まずは平安遷都までの経緯を簡単におさらいします。
桓武天皇は延暦3年(784年)、
仏教勢力の弊害が顕著となった奈良の平城京から、
山背(やましろの)国の長岡京に遷都されました。
しかし桓武天皇の腹心で長岡京造営を主導した藤原種継(ふじわらのたねつぐ)が暗殺される事件が起きました!

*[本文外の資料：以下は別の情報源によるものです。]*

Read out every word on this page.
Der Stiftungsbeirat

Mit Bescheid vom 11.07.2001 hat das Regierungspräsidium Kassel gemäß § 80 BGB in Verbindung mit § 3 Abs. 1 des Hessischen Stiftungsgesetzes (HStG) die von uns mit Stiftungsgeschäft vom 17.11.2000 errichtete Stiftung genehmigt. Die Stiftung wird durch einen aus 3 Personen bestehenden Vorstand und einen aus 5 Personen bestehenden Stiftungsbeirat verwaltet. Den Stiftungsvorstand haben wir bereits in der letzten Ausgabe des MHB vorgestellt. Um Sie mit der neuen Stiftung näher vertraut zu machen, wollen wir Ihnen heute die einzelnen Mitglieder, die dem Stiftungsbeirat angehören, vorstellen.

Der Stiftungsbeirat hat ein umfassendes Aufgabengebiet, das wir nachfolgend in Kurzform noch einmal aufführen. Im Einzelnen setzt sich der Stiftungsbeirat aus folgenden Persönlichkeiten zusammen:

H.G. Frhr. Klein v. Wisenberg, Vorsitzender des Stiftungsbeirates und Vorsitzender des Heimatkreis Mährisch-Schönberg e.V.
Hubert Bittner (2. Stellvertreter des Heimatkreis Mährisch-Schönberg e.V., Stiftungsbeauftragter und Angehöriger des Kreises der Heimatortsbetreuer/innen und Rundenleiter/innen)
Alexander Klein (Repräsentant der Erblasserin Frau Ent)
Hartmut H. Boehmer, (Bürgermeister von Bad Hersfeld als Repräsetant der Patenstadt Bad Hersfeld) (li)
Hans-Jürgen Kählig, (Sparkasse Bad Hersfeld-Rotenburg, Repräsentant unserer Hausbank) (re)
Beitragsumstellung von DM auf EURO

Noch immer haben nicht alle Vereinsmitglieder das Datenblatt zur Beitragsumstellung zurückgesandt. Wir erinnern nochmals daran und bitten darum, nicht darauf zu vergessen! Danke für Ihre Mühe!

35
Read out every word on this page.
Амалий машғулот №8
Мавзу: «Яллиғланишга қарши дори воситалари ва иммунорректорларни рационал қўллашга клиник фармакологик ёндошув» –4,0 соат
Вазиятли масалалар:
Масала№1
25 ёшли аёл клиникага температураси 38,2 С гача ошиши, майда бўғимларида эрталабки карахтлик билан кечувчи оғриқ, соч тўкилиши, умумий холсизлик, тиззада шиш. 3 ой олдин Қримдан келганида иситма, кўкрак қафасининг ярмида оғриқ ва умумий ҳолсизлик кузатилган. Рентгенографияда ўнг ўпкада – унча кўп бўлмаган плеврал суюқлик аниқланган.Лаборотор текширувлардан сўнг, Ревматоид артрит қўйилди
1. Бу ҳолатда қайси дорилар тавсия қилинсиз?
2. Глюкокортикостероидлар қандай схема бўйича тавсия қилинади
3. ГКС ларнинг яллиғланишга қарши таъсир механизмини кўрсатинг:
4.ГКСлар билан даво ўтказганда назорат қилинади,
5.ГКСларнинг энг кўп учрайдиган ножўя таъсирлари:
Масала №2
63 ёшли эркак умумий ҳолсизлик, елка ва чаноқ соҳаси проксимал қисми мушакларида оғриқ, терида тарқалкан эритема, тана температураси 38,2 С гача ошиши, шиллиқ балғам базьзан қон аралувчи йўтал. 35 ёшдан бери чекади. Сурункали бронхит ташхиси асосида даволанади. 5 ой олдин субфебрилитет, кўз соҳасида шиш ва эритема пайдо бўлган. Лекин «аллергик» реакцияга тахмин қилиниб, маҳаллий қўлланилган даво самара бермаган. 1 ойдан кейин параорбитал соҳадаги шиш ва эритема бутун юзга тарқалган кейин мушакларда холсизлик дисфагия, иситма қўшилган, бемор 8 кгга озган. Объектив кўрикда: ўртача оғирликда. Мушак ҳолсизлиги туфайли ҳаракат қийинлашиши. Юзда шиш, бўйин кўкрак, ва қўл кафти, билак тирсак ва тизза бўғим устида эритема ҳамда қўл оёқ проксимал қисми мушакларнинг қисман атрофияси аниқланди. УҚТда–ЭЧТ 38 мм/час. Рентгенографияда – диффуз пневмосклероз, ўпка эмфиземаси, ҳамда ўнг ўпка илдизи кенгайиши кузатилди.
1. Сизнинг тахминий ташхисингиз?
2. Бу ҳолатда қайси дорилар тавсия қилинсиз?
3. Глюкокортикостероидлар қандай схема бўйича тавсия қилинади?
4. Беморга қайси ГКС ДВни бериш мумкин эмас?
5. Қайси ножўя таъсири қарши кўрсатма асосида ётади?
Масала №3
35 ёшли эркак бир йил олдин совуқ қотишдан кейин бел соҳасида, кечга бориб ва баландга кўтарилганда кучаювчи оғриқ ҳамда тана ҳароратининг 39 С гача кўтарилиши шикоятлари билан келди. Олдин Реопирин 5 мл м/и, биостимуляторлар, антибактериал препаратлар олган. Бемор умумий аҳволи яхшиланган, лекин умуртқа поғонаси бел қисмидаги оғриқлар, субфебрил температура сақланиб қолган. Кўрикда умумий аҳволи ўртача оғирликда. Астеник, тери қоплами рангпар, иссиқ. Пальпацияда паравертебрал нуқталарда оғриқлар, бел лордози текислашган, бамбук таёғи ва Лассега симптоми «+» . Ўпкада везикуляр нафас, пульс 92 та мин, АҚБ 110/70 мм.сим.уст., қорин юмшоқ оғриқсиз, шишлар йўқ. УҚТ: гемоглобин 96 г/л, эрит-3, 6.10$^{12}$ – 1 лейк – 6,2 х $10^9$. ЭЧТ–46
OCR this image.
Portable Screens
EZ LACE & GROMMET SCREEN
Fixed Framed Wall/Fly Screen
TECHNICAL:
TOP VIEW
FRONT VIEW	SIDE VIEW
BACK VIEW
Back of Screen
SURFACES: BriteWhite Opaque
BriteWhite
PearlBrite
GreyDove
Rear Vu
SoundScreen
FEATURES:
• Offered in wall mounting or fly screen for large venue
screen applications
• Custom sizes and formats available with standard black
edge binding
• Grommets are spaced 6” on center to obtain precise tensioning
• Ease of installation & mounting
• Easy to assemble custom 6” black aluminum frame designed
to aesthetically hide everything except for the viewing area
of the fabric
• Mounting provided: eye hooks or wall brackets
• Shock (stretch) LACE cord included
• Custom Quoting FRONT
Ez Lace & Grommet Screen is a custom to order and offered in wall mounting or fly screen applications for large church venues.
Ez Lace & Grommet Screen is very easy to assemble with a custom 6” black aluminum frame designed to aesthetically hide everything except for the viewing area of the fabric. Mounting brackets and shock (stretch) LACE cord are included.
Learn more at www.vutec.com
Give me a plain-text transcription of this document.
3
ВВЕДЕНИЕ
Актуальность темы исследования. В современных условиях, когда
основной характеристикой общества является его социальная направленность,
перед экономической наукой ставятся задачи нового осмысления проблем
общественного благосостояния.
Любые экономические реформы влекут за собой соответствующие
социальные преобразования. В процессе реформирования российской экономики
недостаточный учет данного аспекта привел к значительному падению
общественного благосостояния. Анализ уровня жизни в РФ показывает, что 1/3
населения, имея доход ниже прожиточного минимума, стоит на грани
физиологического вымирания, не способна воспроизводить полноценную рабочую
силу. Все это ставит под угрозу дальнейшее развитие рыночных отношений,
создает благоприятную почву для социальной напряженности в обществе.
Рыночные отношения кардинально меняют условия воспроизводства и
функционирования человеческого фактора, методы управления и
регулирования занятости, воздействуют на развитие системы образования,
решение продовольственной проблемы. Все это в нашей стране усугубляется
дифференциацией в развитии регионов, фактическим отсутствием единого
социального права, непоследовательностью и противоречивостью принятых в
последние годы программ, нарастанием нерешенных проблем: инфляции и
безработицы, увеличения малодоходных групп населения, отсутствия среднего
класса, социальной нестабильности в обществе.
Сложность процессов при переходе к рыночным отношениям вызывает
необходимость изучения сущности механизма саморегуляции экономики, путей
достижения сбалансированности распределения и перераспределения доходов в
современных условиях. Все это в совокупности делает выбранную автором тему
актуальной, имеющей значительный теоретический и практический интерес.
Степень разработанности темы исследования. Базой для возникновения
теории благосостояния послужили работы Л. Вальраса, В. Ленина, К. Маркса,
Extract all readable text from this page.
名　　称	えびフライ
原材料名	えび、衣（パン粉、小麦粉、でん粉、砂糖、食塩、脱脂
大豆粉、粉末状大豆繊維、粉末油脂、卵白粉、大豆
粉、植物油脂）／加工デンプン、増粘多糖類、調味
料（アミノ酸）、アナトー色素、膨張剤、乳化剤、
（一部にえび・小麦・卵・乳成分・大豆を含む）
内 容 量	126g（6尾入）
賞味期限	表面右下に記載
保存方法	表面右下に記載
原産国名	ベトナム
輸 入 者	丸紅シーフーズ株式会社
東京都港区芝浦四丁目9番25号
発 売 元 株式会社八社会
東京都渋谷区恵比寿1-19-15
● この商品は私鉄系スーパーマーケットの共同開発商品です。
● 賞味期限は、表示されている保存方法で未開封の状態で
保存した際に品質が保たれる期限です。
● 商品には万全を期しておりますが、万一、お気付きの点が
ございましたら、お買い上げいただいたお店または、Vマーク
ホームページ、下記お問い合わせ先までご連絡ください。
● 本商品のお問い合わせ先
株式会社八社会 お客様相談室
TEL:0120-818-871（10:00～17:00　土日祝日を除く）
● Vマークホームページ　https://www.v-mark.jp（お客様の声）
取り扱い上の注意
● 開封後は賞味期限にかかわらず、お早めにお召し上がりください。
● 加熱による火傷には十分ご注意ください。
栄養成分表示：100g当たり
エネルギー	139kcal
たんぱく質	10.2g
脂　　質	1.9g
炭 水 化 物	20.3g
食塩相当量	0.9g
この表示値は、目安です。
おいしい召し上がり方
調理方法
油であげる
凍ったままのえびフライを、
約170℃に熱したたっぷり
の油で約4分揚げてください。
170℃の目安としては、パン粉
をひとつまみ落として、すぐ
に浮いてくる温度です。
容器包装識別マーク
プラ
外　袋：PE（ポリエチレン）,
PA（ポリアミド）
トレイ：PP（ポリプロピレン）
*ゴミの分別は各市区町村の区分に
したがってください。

そして皇太弟(桓武天皇の弟)である早良(さわら)親王が、
その暗殺事件への関与を疑われ、廃太子となり、
淡路島への配流の途中で薨去(こうきょ)されます。
身の潔白を主張し恨んで絶食して自害したとも言われています。
早良親王の薨去後、
皇太子・安殿(あて)親王(のちの平城天皇)の病気
桓武天皇の母や皇后・夫人が相次いで亡くなられるなどの不幸が起こり、長岡京はなかなか完成しません。
他にも疫病の流行や洪水なども相次ぎ、
これらの不幸は早良親王の怨霊によるものと噂されました。
そこで桓武天皇は延暦13年(794年)に長岡京より少し北に位置する今の京都に遷都し、平安京を造営されました。
山背国の国名も、その際に山城国に改められました。
…と、まあ、藤原種継を暗殺したのが誰なのか?
早良親王をその暗殺者との関与の疑いをもたせて、罪をなすりつけた黒幕は奈良の都の時に幅を利かせていた仏教勢力じゃないのだろうか?密教系の呪詛か?と推理してみたものの詳しくは分からないので次に行きます。
都を護る神として崇敬された神
遷都に伴っては、その国に古くから鎮座する神社が都を護る神として尊崇されるようになります。
長岡京遷都では、山城(山背)国に古くから鎮座する
賀茂氏の氏神である賀茂下上社(かもげじょうしゃ)に神階従二位が贈られ、
秦氏(はたうじ)の氏神である松尾社(今の松尾大社)には
従五位が贈られ、社殿が修理されました。
※賀茂下上社とは賀茂御祖神社(下賀茂神社)と賀茂別雷神社(上賀茂神社)のことで、両社とも賀茂県主(あがたぬし)一族(賀茂氏)によって奉斎されてきました。
平安京遷都の前年には賀茂社への遷都の奉告がなされ、
大同元年(806年)には神階正一位、勲一等が贈られました。